Psychologist Erik Erikson believed that older adults experience a crossroads in their life: a stage he called “ego integrity vs. despair.”

When a senior reviews his life thus far, and finds meaning in the way he has spent his time, this leads to wisdom and acceptance of his mortality or “ego integrity.”

A senior experiencing ego integrity has the potential to be a highly influential mentor in the workplace.

Generationally, workers older than 65 are known for a strong work ethic. Even if there is not a significant financial incentive, they were raised in an era that idealized hard work.

They are team-oriented and unlikely to leave coworkers in a bind. This age group likely has finished raising its families so it can be open to working more hours when necessary.

This age group is known for honoring commitments and respecting authority.

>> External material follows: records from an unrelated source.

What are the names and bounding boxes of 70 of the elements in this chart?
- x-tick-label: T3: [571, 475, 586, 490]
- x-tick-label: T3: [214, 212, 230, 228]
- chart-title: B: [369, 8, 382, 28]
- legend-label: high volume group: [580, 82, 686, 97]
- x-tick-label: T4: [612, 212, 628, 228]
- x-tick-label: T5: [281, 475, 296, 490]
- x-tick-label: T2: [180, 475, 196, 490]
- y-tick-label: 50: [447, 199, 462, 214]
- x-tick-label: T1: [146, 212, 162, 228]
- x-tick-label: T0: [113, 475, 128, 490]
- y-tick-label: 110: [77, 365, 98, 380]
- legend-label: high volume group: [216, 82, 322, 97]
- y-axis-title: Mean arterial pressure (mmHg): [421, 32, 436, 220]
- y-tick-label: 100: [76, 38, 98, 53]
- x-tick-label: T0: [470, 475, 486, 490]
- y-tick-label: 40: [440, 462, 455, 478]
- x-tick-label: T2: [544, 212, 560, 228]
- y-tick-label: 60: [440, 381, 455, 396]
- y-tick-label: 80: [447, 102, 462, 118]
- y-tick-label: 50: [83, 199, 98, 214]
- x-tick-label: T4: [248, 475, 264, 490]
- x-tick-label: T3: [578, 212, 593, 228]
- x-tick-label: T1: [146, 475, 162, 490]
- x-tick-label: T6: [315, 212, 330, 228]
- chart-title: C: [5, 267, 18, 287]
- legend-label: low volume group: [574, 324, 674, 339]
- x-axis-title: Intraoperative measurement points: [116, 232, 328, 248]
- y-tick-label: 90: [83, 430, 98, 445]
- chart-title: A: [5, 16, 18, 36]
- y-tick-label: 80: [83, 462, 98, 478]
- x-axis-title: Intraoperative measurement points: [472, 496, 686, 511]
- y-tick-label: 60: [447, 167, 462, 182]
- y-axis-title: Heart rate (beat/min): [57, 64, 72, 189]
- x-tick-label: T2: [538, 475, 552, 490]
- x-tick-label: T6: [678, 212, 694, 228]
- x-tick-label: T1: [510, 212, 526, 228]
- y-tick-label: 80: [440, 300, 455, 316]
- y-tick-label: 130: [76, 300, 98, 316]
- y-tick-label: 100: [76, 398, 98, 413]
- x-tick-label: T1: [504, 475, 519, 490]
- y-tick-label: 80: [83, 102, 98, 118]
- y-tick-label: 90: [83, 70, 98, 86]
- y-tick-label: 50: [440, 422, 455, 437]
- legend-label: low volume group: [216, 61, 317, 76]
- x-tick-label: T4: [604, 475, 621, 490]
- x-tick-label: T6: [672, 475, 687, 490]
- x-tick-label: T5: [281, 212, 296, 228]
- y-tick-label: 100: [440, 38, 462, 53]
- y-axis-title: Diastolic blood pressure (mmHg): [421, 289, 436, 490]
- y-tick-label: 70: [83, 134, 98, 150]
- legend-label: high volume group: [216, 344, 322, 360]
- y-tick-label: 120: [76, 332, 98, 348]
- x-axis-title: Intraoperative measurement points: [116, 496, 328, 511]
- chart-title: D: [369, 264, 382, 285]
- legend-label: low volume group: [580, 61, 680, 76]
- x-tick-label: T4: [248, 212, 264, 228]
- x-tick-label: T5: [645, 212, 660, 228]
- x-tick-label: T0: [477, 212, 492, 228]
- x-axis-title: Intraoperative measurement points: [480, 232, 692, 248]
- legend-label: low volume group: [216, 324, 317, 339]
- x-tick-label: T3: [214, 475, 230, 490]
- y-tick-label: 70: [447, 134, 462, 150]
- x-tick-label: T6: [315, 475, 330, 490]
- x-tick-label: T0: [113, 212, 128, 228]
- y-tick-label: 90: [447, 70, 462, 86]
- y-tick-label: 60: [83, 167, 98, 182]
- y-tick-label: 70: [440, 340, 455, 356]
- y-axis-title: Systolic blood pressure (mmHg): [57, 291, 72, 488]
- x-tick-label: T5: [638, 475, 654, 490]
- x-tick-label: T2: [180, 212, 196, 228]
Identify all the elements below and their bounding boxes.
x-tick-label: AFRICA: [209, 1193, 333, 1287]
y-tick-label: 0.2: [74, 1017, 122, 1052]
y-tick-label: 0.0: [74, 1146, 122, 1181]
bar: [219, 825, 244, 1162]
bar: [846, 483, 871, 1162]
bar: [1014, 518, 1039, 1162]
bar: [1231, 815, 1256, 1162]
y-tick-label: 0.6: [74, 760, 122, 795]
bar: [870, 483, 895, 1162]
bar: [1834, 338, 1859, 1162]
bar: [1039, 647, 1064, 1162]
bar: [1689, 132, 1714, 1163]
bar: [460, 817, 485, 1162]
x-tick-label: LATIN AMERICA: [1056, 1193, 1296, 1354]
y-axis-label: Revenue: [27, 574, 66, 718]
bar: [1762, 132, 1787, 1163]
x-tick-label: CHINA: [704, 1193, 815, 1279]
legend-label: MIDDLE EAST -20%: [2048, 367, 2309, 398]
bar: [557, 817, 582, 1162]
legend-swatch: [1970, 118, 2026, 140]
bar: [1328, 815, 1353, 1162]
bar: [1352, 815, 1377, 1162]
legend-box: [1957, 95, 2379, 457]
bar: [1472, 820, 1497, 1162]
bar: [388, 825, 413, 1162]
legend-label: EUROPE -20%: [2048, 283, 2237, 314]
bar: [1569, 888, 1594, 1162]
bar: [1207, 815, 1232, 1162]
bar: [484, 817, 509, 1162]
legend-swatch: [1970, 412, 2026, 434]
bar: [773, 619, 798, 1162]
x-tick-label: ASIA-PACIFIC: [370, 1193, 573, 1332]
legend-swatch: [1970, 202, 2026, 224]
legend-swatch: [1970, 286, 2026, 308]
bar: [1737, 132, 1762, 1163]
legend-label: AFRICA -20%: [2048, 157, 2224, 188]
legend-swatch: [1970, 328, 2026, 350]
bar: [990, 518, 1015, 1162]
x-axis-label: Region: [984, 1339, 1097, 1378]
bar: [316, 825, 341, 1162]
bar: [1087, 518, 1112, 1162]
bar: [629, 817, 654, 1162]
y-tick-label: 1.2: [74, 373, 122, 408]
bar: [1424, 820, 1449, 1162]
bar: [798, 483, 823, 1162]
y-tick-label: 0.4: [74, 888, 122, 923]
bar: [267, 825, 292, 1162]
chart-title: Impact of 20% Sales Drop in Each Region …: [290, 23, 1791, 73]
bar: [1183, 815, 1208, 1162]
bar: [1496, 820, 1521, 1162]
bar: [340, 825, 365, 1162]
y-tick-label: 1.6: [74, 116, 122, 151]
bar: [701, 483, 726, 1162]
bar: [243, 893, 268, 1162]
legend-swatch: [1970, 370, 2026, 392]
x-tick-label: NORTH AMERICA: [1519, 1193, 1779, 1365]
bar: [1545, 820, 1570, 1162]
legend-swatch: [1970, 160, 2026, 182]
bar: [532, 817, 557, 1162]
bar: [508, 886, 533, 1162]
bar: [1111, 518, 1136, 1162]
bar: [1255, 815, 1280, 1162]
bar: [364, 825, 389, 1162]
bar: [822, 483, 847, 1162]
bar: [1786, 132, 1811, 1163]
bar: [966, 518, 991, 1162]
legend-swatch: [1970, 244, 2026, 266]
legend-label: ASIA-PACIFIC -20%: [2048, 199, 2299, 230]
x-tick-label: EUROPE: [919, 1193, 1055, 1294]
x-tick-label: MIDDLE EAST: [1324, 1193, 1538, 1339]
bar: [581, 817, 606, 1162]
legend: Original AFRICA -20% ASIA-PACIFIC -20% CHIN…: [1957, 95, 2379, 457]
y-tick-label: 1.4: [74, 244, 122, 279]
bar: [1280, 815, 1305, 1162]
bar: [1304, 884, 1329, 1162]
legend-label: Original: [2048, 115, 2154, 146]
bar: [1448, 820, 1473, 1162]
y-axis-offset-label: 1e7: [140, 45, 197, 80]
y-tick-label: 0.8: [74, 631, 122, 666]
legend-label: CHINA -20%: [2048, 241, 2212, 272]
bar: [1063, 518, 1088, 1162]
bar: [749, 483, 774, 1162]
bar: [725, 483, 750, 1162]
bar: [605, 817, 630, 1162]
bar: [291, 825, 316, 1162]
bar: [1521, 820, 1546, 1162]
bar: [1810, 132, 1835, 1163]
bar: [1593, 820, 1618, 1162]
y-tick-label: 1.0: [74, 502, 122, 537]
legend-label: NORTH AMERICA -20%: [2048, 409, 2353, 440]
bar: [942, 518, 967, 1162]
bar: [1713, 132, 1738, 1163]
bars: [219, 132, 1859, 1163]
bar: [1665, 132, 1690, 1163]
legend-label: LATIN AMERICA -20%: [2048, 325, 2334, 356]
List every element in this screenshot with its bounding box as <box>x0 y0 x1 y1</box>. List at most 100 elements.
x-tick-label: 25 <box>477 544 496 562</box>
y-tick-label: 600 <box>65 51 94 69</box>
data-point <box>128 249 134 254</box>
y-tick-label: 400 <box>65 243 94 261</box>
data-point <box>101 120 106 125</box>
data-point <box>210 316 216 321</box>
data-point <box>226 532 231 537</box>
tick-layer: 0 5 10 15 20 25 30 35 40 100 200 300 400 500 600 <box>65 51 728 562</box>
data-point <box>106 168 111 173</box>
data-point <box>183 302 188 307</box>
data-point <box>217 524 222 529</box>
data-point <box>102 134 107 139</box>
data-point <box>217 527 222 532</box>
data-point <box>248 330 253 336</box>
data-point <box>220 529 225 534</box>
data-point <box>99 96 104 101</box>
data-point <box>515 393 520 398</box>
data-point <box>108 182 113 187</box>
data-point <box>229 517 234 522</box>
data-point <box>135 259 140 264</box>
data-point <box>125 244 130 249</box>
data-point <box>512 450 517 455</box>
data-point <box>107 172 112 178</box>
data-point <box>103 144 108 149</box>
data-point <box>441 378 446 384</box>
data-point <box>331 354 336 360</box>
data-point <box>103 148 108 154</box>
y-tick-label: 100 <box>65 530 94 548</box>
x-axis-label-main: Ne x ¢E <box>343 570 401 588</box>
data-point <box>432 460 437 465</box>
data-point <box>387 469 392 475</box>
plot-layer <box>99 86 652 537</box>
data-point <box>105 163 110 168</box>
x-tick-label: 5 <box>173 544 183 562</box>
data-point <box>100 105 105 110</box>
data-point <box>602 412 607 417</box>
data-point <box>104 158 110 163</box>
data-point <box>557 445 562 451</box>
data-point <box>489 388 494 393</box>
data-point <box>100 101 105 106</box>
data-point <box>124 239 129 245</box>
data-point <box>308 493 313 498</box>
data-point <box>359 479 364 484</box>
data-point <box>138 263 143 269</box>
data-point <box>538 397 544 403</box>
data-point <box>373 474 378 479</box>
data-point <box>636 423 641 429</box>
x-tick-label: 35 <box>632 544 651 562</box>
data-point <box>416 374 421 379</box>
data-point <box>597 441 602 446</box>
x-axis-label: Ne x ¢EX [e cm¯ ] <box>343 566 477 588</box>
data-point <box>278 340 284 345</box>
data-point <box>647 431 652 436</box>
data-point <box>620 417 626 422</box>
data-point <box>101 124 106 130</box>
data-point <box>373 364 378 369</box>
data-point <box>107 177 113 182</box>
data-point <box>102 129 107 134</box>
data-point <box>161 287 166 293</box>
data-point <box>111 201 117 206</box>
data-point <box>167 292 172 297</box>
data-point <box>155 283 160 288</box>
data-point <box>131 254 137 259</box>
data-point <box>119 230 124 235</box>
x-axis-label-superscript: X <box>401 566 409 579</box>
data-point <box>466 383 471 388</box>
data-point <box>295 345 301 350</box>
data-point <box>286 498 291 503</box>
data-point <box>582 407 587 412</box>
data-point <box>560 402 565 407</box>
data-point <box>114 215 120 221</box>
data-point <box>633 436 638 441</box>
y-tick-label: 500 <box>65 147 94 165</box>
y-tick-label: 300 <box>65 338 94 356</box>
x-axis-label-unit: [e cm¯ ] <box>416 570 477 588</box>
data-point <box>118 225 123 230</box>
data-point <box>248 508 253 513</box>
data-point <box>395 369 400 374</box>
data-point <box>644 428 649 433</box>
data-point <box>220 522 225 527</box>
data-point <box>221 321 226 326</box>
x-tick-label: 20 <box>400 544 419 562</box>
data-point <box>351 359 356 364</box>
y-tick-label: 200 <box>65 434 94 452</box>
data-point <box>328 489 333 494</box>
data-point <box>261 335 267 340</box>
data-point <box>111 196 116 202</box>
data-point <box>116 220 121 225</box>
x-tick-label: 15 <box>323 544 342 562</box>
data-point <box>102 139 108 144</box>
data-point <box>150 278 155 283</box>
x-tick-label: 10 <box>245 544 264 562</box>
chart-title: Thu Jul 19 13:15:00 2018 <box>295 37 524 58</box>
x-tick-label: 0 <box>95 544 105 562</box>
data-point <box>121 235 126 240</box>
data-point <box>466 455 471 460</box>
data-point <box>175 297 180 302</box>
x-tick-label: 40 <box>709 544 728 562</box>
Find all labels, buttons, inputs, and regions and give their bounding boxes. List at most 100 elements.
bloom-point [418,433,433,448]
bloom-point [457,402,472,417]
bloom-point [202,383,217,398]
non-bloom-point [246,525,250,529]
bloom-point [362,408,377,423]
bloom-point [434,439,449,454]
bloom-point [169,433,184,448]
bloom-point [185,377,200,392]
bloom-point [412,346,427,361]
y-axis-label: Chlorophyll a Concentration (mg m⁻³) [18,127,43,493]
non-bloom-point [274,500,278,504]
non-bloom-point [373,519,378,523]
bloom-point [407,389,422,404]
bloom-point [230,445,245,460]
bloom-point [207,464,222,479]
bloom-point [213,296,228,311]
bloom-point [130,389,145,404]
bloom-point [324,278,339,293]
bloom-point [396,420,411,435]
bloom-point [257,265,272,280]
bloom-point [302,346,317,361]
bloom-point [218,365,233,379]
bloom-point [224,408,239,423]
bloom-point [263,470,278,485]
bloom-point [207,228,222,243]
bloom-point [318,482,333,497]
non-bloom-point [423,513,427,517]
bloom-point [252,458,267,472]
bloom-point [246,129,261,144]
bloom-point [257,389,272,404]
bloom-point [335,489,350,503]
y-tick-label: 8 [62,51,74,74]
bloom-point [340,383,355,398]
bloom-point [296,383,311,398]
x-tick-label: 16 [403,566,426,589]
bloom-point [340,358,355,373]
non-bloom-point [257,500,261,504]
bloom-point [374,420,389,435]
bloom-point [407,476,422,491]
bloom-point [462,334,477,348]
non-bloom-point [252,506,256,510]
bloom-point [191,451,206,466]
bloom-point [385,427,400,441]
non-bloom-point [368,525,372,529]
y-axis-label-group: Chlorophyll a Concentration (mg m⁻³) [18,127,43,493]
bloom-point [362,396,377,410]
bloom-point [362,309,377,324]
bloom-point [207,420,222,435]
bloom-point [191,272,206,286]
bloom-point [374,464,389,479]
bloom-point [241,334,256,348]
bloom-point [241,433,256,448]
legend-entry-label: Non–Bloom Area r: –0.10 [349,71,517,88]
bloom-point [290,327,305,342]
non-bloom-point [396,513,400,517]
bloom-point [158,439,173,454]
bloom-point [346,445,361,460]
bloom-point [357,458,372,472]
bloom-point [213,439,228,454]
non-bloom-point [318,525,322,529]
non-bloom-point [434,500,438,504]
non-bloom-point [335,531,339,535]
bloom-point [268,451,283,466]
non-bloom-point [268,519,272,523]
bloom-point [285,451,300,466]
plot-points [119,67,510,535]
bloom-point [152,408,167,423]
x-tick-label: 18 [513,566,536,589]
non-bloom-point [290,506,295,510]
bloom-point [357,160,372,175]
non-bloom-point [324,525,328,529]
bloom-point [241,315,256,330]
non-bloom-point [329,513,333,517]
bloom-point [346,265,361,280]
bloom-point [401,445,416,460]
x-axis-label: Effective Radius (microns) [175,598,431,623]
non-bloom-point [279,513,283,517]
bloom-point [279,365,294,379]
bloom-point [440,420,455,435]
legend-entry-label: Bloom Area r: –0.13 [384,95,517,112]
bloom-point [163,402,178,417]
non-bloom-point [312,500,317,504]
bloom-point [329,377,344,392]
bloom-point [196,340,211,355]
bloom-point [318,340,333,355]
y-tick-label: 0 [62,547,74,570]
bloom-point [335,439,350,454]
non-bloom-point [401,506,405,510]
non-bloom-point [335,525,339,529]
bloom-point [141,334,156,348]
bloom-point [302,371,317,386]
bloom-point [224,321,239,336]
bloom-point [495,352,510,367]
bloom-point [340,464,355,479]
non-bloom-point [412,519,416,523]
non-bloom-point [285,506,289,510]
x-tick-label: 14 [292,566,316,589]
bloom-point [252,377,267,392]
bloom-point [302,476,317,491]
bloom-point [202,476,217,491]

Sociologically, older workers are generally highly dedicated employees. Many seniors, particularly older women, are motivated by financial need. There are numerous advantages to deferring Social Security payments so many seniors want to put off collecting for as long as possible.

Most older adults also have witnessed steep declines in their retirement accounts so there is a genuine need to supplement their income. Others simply did not adequately plan for retirement, so they require additional income from a full- or part-time job.

This age group also is typically good at interpersonal communication. Having worked for most of their careers without access to email and texting, these workers have had to rely on their people skills to get things accomplished.

They also tend to be more resourceful than younger generations who have come to rely only on the Internet for research and problem-solving.

The best strategy in managing and accommodating older workers is the same as with employees of any age: observe, note strengths and weaknesses and try to work with that person as an individual.

Nearly every employee requires some accommodations in order to do the best job possible. For example, a manager may have to spend time with the younger, new college graduate explaining to him if and when it is appropriate to text customers. The same concept is true with older workers.

Because of changes in eyesight and hearing, consider how older workers’ seats at a meeting table can make a big difference in how well they are able to participate.

Recognizing normal changes that happen to the aging brain can help managers expect that some older workers may be quiet during that meeting but are submitting great ideas a few hours later, after they’ve had time to process.

Since this age group may have less computer experience than their younger coworkers, it is important to assess and respond to needs for training. Older workers sometimes are thought to be technologically challenged but often it is because they have not had proper training.

It is also important to re-evaluate a worker’s duties if he ages during employment with an organization. For example, a 70-year-old hotel shuttle driver who has been with a company for 20 years may be better suited to a front desk assignment if age-related changes are interfering with driving abilities.

Older workers have much to offer: experience, work ethic, potential to mentor and frequently fewer family obligations that will interfere with work. The key to maximizing value with older employees is recognizing and accommodating their differences.